Georgopoulos Panos G, Sasso Alan F, Isukapalli Sastry S, Lioy Paul J, Vallero Daniel A, Okino Miles, Reiter Larry
Environmental and Occupational Health Sciences Institute (EOHSI), a joint institute of UMDNJ-RW Johnson Medical School & Rutgers University, Piscataway, NJ 08854, USA.
J Expo Sci Environ Epidemiol. 2009 Feb;19(2):149-71. doi: 10.1038/jes.2008.9. Epub 2008 Mar 26.

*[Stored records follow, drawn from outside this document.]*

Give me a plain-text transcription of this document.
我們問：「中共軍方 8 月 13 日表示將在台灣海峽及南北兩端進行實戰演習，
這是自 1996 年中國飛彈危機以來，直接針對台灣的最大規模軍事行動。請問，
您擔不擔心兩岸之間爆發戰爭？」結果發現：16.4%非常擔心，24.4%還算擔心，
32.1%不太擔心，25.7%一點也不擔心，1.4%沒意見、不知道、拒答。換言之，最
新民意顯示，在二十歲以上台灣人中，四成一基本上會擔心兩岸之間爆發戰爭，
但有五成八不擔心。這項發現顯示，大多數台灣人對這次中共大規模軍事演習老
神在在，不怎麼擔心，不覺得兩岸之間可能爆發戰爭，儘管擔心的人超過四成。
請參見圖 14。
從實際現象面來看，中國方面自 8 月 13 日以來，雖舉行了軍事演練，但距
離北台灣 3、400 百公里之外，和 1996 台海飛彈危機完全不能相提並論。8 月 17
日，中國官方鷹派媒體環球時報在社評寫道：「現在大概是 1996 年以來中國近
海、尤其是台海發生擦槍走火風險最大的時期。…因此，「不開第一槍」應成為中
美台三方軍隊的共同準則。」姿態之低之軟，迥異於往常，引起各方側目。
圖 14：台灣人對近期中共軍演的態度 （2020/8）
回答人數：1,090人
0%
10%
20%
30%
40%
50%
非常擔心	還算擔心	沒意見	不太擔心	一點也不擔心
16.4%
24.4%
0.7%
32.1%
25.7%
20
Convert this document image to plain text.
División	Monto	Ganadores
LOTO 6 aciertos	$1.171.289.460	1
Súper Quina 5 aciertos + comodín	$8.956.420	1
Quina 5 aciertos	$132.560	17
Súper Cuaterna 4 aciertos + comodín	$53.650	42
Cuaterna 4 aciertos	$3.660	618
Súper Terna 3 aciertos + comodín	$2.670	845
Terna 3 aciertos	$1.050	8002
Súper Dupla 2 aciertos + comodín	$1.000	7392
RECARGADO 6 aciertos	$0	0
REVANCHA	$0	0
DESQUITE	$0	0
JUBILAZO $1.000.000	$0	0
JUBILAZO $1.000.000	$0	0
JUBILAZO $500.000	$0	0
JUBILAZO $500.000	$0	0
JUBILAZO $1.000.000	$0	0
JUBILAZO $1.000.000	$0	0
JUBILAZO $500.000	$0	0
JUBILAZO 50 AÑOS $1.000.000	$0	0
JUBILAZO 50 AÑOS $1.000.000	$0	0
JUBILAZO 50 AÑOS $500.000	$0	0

A conceptual/computational framework for exposure reconstruction from biomarker data combined with auxiliary exposure-related data is presented, evaluated with example applications, and examined in the context of future needs and opportunities. This framework employs physiologically based toxicokinetic (PBTK) modeling in conjunction with numerical "inversion" techniques. To quantify the value of different types of exposure data "accompanying" biomarker data, a study was conducted focusing on reconstructing exposures to chlorpyrifos, from measurements of its metabolite levels in urine. The study employed biomarker data as well as supporting exposure-related information from the National Human Exposure Assessment Survey (NHEXAS), Maryland, while the MENTOR-3P system (Modeling ENvironment for TOtal Risk with Physiologically based Pharmacokinetic modeling for Populations) was used for PBTK modeling. Recently proposed, simple numerical reconstruction methods were applied in this study, in conjunction with PBTK models. Two types of reconstructions were studied using (a) just the available biomarker and supporting exposure data and (b) synthetic data developed via augmenting available observations. Reconstruction using only available data resulted in a wide range of variation in estimated exposures. Reconstruction using synthetic data facilitated evaluation of numerical inversion methods and characterization of the value of additional information, such as study-specific data that can be collected in conjunction with the biomarker data. Although the NHEXAS data set provides a significant amount of supporting exposure-related information, especially when compared to national studies such as the National Health and Nutrition Examination Survey (NHANES), this information is still not adequate for detailed reconstruction of exposures under several conditions, as demonstrated here. The analysis presented here provides a starting point for introducing improved designs for future biomonitoring studies, from the perspective of exposure reconstruction; identifies specific limitations in existing exposure reconstruction methods that can be applied to population biomarker data; and suggests potential approaches for addressing exposure reconstruction from such data.
本文提出了一个用于从生物标志物数据结合辅助暴露相关数据进行暴露重建的概念性/计算框架,通过示例应用对其进行了评估,并在未来需求和机遇的背景下进行了审视。该框架采用基于生理的毒代动力学(PBTK)模型结合数值“反演”技术。为了量化“伴随”生物标志物数据的不同类型暴露数据的价值,开展了一项研究,重点是根据尿液中氯吡硫磷代谢物水平的测量来重建对氯吡硫磷的暴露。该研究采用了生物标志物数据以及来自马里兰州国家人类暴露评估调查(NHEXAS)的支持性暴露相关信息,同时使用MENTOR - 3P系统(用于人群基于生理的药代动力学建模的总风险建模环境)进行PBTK建模。本研究应用了最近提出的简单数值重建方法,并结合PBTK模型。使用(a)仅可用的生物标志物和支持性暴露数据以及(b)通过扩充可用观测值开发的合成数据进行了两种类型的重建研究。仅使用可用数据进行重建导致估计暴露值有很大差异。使用合成数据进行重建有助于评估数值反演方法并表征额外信息的价值,例如可以与生物标志物数据一起收集的特定研究数据。尽管NHEXAS数据集提供了大量支持性暴露相关信息,特别是与诸如国家健康和营养检查调查(NHANES)等全国性研究相比,但如此处所示,在几种情况下,这些信息对于详细重建暴露仍然不足。此处呈现的分析从暴露重建的角度为引入未来生物监测研究的改进设计提供了一个起点;识别了可应用于人群生物标志物数据的现有暴露重建方法中的具体局限性;并提出了从此类数据进行暴露重建的潜在方法。